Soy mamá de una fan enamorada

Hemos visto cientos de vídeos que se convierten en virales donde se muestra a niñas de todas las edades desesperadas por sus ídolos; esta moda es reciente, pero desde hace años que las madres sufrimos a la fan enamorada. Hace un par de décadas dos niñas peruanas protagonizaron una terrible tragedia, fallecían en pleno concierto del grupo musical venezolano, Salserin.

Una fan enamorada es el título del tema que el grupo grabó en su honor tiempo después, pero ¿será suficiente? ¿Deseamos como madres que se honre la memoria de nuestras hijas muertas con un vídeo o una canción?

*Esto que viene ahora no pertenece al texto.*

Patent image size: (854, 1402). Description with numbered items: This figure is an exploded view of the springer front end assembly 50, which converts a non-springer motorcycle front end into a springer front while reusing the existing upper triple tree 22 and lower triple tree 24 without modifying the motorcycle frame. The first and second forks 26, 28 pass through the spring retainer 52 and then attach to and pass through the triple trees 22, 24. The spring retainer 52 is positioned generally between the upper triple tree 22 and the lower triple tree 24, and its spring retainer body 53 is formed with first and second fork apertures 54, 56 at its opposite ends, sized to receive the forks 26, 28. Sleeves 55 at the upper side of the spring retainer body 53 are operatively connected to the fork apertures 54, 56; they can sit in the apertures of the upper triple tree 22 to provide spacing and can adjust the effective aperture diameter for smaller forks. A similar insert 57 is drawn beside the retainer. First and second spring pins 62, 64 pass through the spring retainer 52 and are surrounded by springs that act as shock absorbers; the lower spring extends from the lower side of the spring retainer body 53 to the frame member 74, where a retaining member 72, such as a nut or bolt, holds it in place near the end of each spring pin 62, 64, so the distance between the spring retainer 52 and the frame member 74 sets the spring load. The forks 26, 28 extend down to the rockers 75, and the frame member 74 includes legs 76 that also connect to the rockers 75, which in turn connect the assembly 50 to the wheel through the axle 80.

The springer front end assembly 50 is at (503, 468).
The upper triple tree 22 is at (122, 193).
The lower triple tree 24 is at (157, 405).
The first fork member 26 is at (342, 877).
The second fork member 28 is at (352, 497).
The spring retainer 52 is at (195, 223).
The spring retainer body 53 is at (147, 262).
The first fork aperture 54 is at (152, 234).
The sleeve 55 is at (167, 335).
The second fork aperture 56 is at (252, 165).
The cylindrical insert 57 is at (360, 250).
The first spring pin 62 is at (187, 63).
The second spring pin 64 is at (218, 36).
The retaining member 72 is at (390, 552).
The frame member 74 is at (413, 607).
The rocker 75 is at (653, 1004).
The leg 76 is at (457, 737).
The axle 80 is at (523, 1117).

En la actualidad observamos a pequeñas de tres años llorar desconsoladamente por el amor del astro Justin Bieber. ¿Qué hacemos las madres al respecto?

No hay nada más lindo que ser testigos de cómo nuestros pequeños descubren el amor, se apasionan por sus estrellas de la canción o la televisión y es algo que nos da gusto ver. Apoyamos esa pasión, le compramos discos o los llevamos a conciertos; todo dentro del entusiasmo todavía sano.

Sin embargo, llega un momento en que se vuelve un problema en casa y como mamá de una fan enamorada, debes conocer muy bien los gustos de la pequeña y estar siempre dispuesta a escucharla. Recordemos que se trata de un amor platónico, la primera experiencia de este tipo y una de las facetas de la vida, por la que todas pasamos; pero, ¿cuándo debemos preocuparnos?

¿Qué peligros corre una fan enamorada?

Corazón hecho con palotes de navidad

Cuando son muy pequeñas, no queda más que dejarnos enternecer por ese sentimiento tan especial, por lo general será algo temporal, que se alejará de ellas con la misma velocidad que pasó la moda. Sin embargo, algunas edades son más delicadas, las adolescentes son un tanto más impulsivas y sus emociones son mucho más complejas.

De cualquier manera, lo más recomendable es asegurarnos de que mientras les dure su fanatismo, no haya consecuencias que lamentar. El deslumbramiento por la fama, el estilo o la belleza de su estrella favorita va a durar poco, a veces hasta que el artista se casa o presenta a su novia; por eso es aconsejable estar atentas a su comportamiento mientras le dure el amor.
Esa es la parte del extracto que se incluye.